In dieser eigenartigen Zeit gibt es unter anderem ein Gut, das genauso kostbar wie rar ist: die Geduld. Es ist ja nicht so, dass wir es nicht glauben würden, was uns die Experten immer wieder erklären: nämlich die Füße stillzuhalten und sich nicht unnötig einem Infektionsrisiko auszusetzen. Aber es strapaziert unsere Geduld schon sehr, und damit auch unsere Stimmung. Schon kann man Stimmen hören, die ein Ende der Isolierung fordern – gegen alle Vernunft und Einsicht. Und das wissen wir: wenn jemand die Geduld verliert, dann führt das meist zu unklugen Handlungen mit negativen Folgen.
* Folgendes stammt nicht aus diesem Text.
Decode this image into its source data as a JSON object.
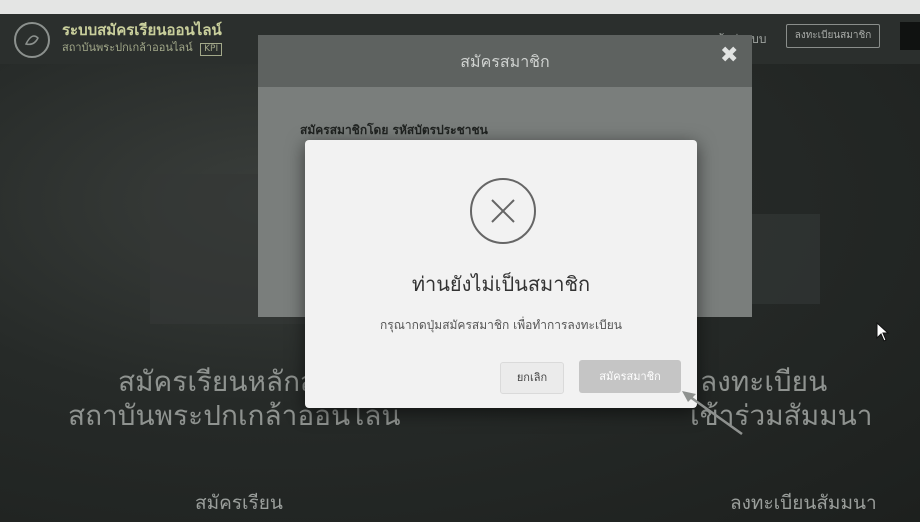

Da ist es gut, dass der Apostel Paulus im Römerbrief auf eine besondere Eigenschaft Gottes hinweist: „Der Gott der Geduld“ (Röm 15, 3). Ich hatte das so noch nie gesehen, aber es leuchtet mir ein. Geduldig ist, wer die Dinge vom Ende her denkt, und wer ist dazu besser in der Lage als Gott selbst, der alles aus dem Blickwinkel der Ewigkeit betrachtet? Weiter heißt es dort, dass er Trost bewirkt und dadurch Einigkeit, dass alle an einem Strang ziehen.
Bleibt die Frage, wie wir etwas abbekommen können von diesen dringend notwendigen Eigenschaften Gottes. Das kann ganz einfach geschehen, indem wir ihn suchen. Es gibt da ein paar altmodische Wege wie das Gebet, das Lesen in der Bibel und das Nachdenken darüber, singen und loben. Das Schöne: all das ist nicht abgesagt! Vielleicht haben wir ja sogar mehr Zeit als sonst und können die Gelegenheit nutzen uns ihm neu zuzuwenden.
Genauso wenig ist die Gemeinschaft im Glauben abgesagt, die die wichtigste Erfahrung der Nähe Gottes ist. Wir können uns zwar nicht in den Kirchen treffen, aber können doch zusammenkommen bei den vielen Gottesdiensten, die im Internet übertragen werden.